This is a bold claim. The VRT journalist were able to re-identify few data subjects and confirmed with them that their data was being listened by Google contractors. "‘This is undeniably my own voice’, says one man, clearly surprised." wrote the journalist.
> The Google Assistant only sends audio to Google after your device detects that you’re interacting with the Assistant.
Well, this is not what the contractor said . The contractor heard private conversations, sex scenes, and violence including "a woman who was in definite distress".
Well, both claims could be true. Even if the snippets are not directly associated to users, there could still be identifying information in the recording that could be used to identify the person speaking.
I think this is a bit disingenuous and intentionally sensationalist, nobody has any reason to believe that the Assistant is always listening or will just trigger randomly or on demand by Google because they want to listen to particular conversations, that doesn't even really make any sense. Also various parties have access to the source code, so if it were malicious, there can be evidence of it.
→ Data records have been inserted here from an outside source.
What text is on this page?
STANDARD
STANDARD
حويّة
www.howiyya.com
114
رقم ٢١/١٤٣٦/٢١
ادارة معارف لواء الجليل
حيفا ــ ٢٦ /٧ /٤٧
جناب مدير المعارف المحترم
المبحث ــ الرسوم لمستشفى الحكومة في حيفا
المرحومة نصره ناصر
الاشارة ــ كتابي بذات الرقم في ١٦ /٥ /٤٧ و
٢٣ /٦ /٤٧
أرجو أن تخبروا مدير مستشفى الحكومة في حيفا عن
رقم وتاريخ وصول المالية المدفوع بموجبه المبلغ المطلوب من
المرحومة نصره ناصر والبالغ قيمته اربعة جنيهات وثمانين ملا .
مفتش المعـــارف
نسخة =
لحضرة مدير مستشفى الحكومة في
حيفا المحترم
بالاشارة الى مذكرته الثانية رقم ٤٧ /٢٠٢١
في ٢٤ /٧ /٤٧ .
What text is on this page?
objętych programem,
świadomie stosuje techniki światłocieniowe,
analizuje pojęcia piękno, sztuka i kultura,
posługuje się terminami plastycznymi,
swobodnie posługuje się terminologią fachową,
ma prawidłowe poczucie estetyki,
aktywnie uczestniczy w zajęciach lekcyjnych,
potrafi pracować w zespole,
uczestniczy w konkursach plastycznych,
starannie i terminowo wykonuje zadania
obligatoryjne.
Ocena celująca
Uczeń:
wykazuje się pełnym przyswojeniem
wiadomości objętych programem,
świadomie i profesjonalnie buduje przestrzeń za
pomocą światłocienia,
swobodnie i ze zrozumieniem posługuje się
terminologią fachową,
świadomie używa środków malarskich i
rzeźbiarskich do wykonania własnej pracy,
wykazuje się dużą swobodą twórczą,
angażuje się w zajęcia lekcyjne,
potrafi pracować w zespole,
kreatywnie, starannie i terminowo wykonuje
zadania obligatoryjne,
That there isn't any evidence is important to mention in this context.
In reality its just that it can randomly miss-classify "Ok Google", nothing malicious about that, and obviously the purpose of the annotator is to look at unrecognized samples, so obviously they are gonna frequently hear those cases, that's sort of the whole point of this.
Maybe "well, duh, how do you think it knows your voice? magical pixie dust?" is a bit of a cop out, but honestly there are two options, them doing what they are doing right now, and not have Google Assistant.
I would notice because it sat on my computer desk.
To be clear, I don't think it was nefarious that it would, just that I realized I wasn't using it as much as I thought I would and decided to unplug it.
> We just learned that one of these language reviewers has violated our data security policies by leaking confidential Dutch audio data.
Isn’t the whole point that the audio is supposed to be innocuous? “Hey google, play Coldplay” or “Hey google, play Taylor Swift.” If that’s the only audio that Google stores, then there should be no problem with leaking it to the press.
But it isn’t, which is what the translator was trying to show in the first place!
I guess those standards don't include clearly letting end users know that their data will be stored, shared and transcribed by 3rd parties (not that the 1st party in this case isn't bad enough).
The leak is not the problem here (and it's extremely disconcerting that they're focusing on that). Their lack of communication with consumers is the problem. This blog post makes things worse as far as I'm concerned.
As if they need your location and browsing history if they're gonna play that song you asked for.
They claim that their experts can listen to a small number of recordings of human speech directed at their devices. However, there is no telling what people might be speaking to their Google devices. I don't use Google Home, but given that it allows one to set reminders, etc., I would think that people could be saying pretty sensitive things, including phone numbers, addresses, credit card numbers, etc. which combined together can identify them uniquely or at least allow those bits of information to be misused.
Also, embedded in the figure of 0.2%, mentioned for the percentage of spoken interactions listened to, is the assumption that it is a very small number. However, that number implies that 1 out of every 500 interactions are listened to. For a family of 4 owning a Google Home, the number of spoken interactions with it in a year would easily run into thousands. Therefore, the experts at Google are listening to at least a handful of interactions every year for each family. Given the speech-to-text state-of-the-art, if these recordings are being converted to text and being stored, it would not be hard to group the recorded interactions per family and derive some identifiable information about them from it.
If by 'conspiracy theorist' you mean someone who suspects the government or corporations of foul play, then don't forget about 'government surveilance', one of the biggest conspiracy theories of the last several decades - until it turned out to be true. (did you dismiss them as well, before snowden put hard evidence behind the reasonable speculation?)
Either way, you shouldn't talk down to people who find minimal, available evidence worthy of speculation. It's not conducive to reasonable discussion.
A hobby of mine is seeing how far away from "Hey Google" I can stray. The accessibility feature to beep on wake helps with this.
From my own perspective (and certainly dont mean this in a way that's dismissive towards you/your comment), given that those companies lie constantly, I'm not sure why I would trust their own PR about their products as a reliable source of information.
This very article. But since you said you don't believe them ("those companies lie constantly") why would referencing them help here? Either you believe them, and it is settled, or you don't and it is worthless.
Hook up wireshark, you can quite clearly see when Google Mini or an Echo are sending an audio stream since it is a substantial packet-load relative to normal "keep-alive" comms. The only exceptions to that, from what I've seen, are automatic software updates (but traffic is moving down, rather than up).
You could also look at the device teardowns, for example this article has a good overview of the underlying workings (inc. Wake Word detection):
The only reference that would be credible would be something from the company, so if you don't believe them, then it wouldn't really matter, would it?